I think I mentioned earlier that I have a 10A mppt that has been sitting idle. It’s wired into the DIY converter project, but I haven’t been connected to shore power in 858 days at this point so the 10A has been gathering dust.
theory / limitations
Yes, 10A is undersized for 200w of panel:
12.1v * 10A = 121w at 50% DoD
14.7v * 10A = 147w at Vabs
max realistic power of 200w of panel on mppt at solar noon: 186w. (200w * 83%)
So we could be leaving 39-65w of panel output on the table. Probably closer to the low end since >121w is probably not available in the early morning when DoD is lowest.
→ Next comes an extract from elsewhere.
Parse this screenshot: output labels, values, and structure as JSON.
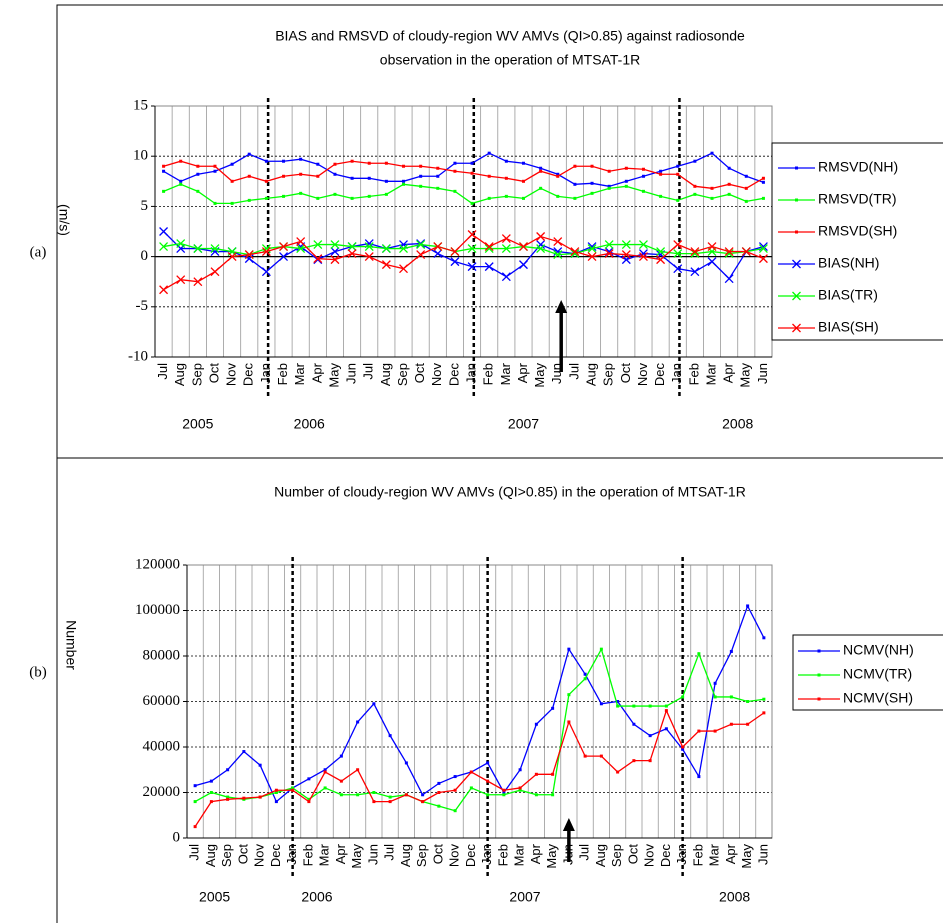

I’ll try to watch the meter and see what they really pull in the morning.
My thinking is:
I could buy a 20A MPPT for $80, but I already own the 10A.
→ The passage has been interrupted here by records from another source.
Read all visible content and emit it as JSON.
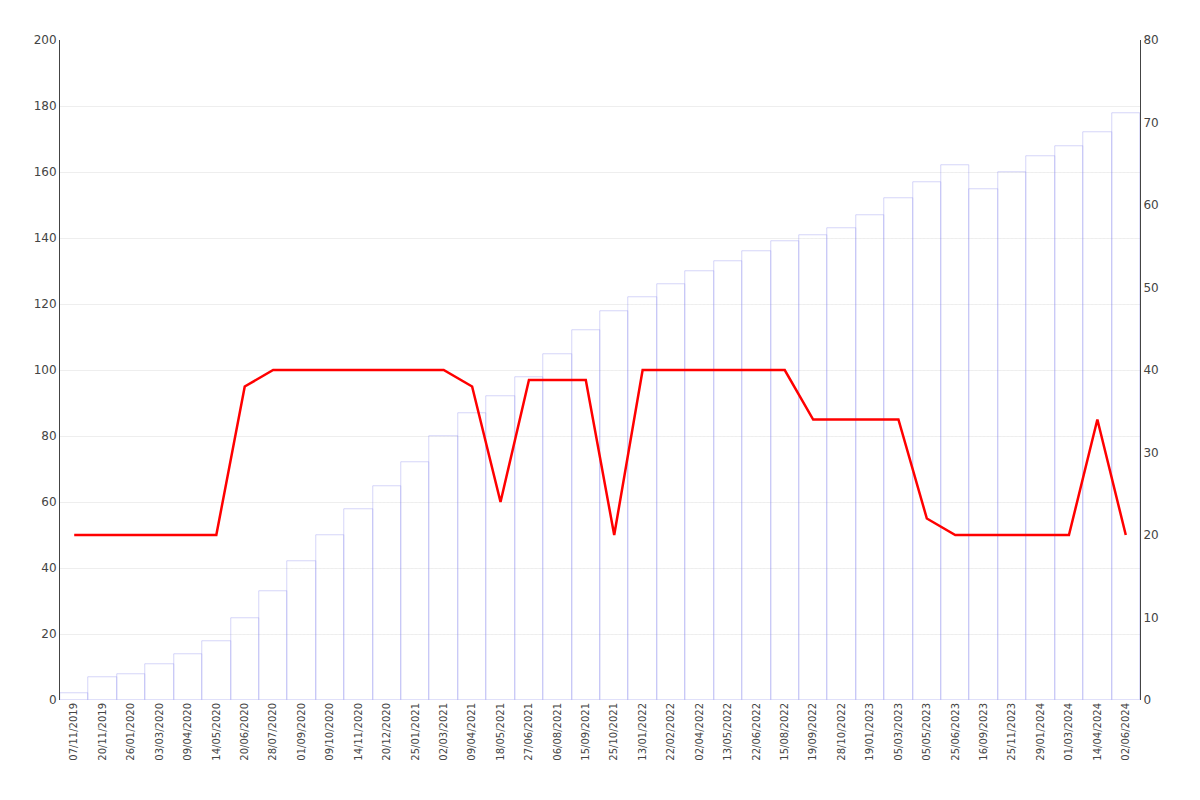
{
  "chart_data": {
    "type": "bar",
    "categories": [
      "07/11/2019",
      "20/11/2019",
      "26/01/2020",
      "03/03/2020",
      "09/04/2020",
      "14/05/2020",
      "20/06/2020",
      "28/07/2020",
      "01/09/2020",
      "09/10/2020",
      "14/11/2020",
      "20/12/2020",
      "25/01/2021",
      "02/03/2021",
      "09/04/2021",
      "18/05/2021",
      "27/06/2021",
      "06/08/2021",
      "15/09/2021",
      "25/10/2021",
      "13/01/2022",
      "22/02/2022",
      "02/04/2022",
      "13/05/2022",
      "22/06/2022",
      "15/08/2022",
      "19/09/2022",
      "28/10/2022",
      "19/01/2023",
      "05/03/2023",
      "05/05/2023",
      "25/06/2023",
      "16/09/2023",
      "25/11/2023",
      "29/01/2024",
      "01/03/2024",
      "14/04/2024",
      "02/06/2024"
    ],
    "series": [
      {
        "type": "bar",
        "color": "#8888ee",
        "values": [
          2,
          7,
          8,
          11,
          14,
          18,
          25,
          33,
          42,
          50,
          58,
          65,
          72,
          80,
          87,
          92,
          98,
          105,
          112,
          118,
          122,
          126,
          130,
          133,
          136,
          139,
          141,
          143,
          147,
          152,
          157,
          162,
          155,
          160,
          165,
          168,
          172,
          178
        ]
      },
      {
        "type": "line",
        "color": "#ff0000",
        "values": [
          49.99,
          49.99,
          49.99,
          49.99,
          49.99,
          49.99,
          94.99,
          99.99,
          99.99,
          99.99,
          99.99,
          99.99,
          99.99,
          99.99,
          94.99,
          59.99,
          96.99,
          96.99,
          96.99,
          50.0,
          99.99,
          99.99,
          100.0,
          99.99,
          99.99,
          99.99,
          84.99,
          84.99,
          84.99,
          84.99,
          54.99,
          49.99,
          49.99,
          49.99,
          49.99,
          49.99,
          84.99,
          49.99
        ]
      }
    ],
    "ylim": [
      0,
      200
    ],
    "yticks": [
      0,
      20,
      40,
      60,
      80,
      100,
      120,
      140,
      160,
      180,
      200
    ],
    "y2lim": [
      0,
      80
    ],
    "y2ticks": [
      0,
      10,
      20,
      30,
      40,
      50,
      60,
      70,
      80
    ],
    "grid": true
  }
}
serial wiring reduces voltage drop on the long (20’ + 7.5’) wiring run
serial wiring will allow the controller to collect power in marginal insolation (dawn/dusk, dark overcast). The amount of power available at those times is admiittedly minimal but I’ll take it when I can get it.
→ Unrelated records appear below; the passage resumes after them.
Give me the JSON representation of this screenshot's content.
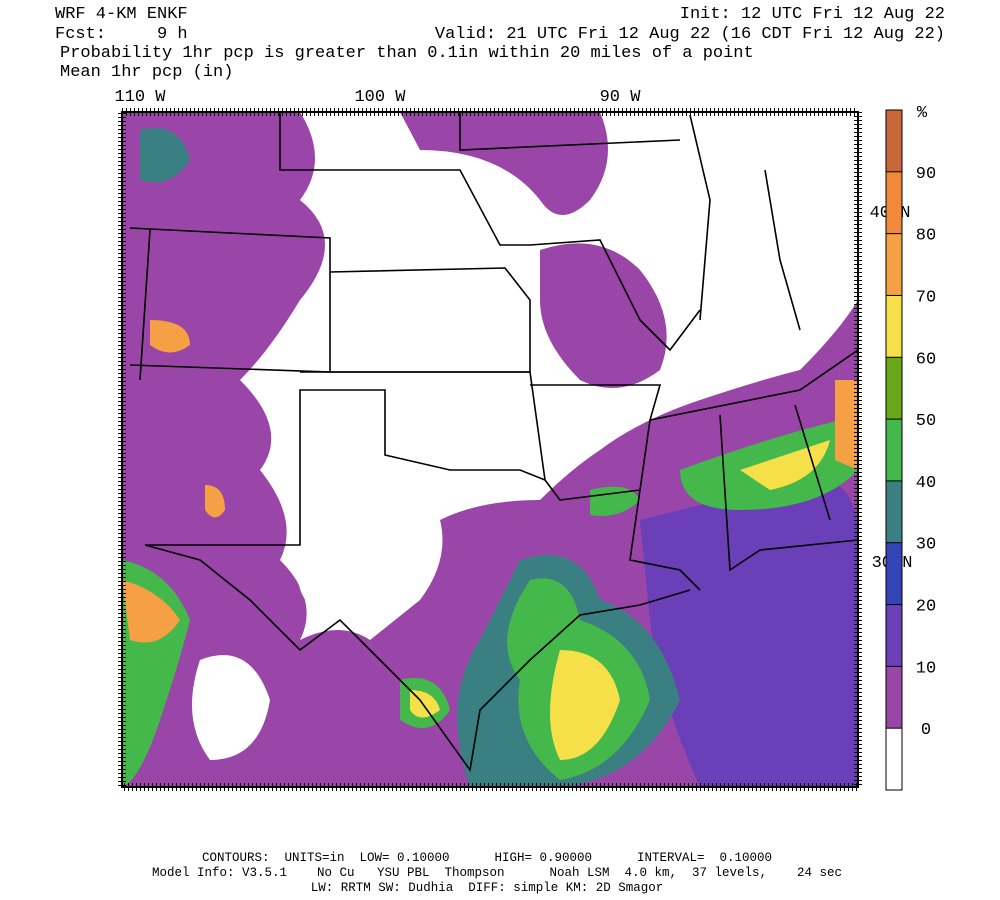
{
  "header": {
    "model": "WRF 4-KM ENKF",
    "init": "Init: 12 UTC Fri 12 Aug 22",
    "forecast": "Fcst:     9 h",
    "valid": "Valid: 21 UTC Fri 12 Aug 22 (16 CDT Fri 12 Aug 22)",
    "field": "Probability 1hr pcp is greater than 0.1in within 20 miles of a point",
    "overlay": "Mean 1hr pcp (in)"
  },
  "map": {
    "longitudes": [
      "110 W",
      "100 W",
      "90 W"
    ],
    "latitudes": [
      "40 N",
      "30 N"
    ]
  },
  "colorbar": {
    "unit": "%",
    "ticks": [
      0,
      10,
      20,
      30,
      40,
      50,
      60,
      70,
      80,
      90
    ],
    "colors": [
      "#ffffff",
      "#9a45a8",
      "#6a3fb8",
      "#3545b8",
      "#3a7f82",
      "#44b84a",
      "#6aa81a",
      "#f6e04a",
      "#f5a044",
      "#f08a3a",
      "#c8683a"
    ]
  },
  "footer": {
    "contours": "CONTOURS:  UNITS=in  LOW= 0.10000      HIGH= 0.90000      INTERVAL=  0.10000",
    "model_info": "Model Info: V3.5.1    No Cu   YSU PBL  Thompson      Noah LSM  4.0 km,  37 levels,    24 sec",
    "physics": "LW: RRTM SW: Dudhia  DIFF: simple KM: 2D Smagor"
  }
}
the panels are poly; Vmp is 18.0v, which is decent, but running serial gives MPPT plenty of room to play.
the 10A mppt allows me control over setpoints while the 20A PWM only had presets. So after 2 hrs of Absorption the PWM effectively stopped contributing under normal circumstances. (it would have started pulling again if a massive load pulled system voltage down to traditional Vfloat)
I unhooked the DIY converter and plugged in the panel wires. I’d been running the panels in parallel to the PWM and reconfigged them in serial to feed the 10A mppt. Stored the 2-into-1 adapters.
So far I’ve observed 146.9w out of it, which is right on the money during Absorption. Not even warm to the touch. I stressed the system by running the immersion heater for a few minutes at 1415 local; solar noon was 1234. I’m surprised the panels could pull even that 2 hours past solar noon in winter. Skies were very clear, which helped.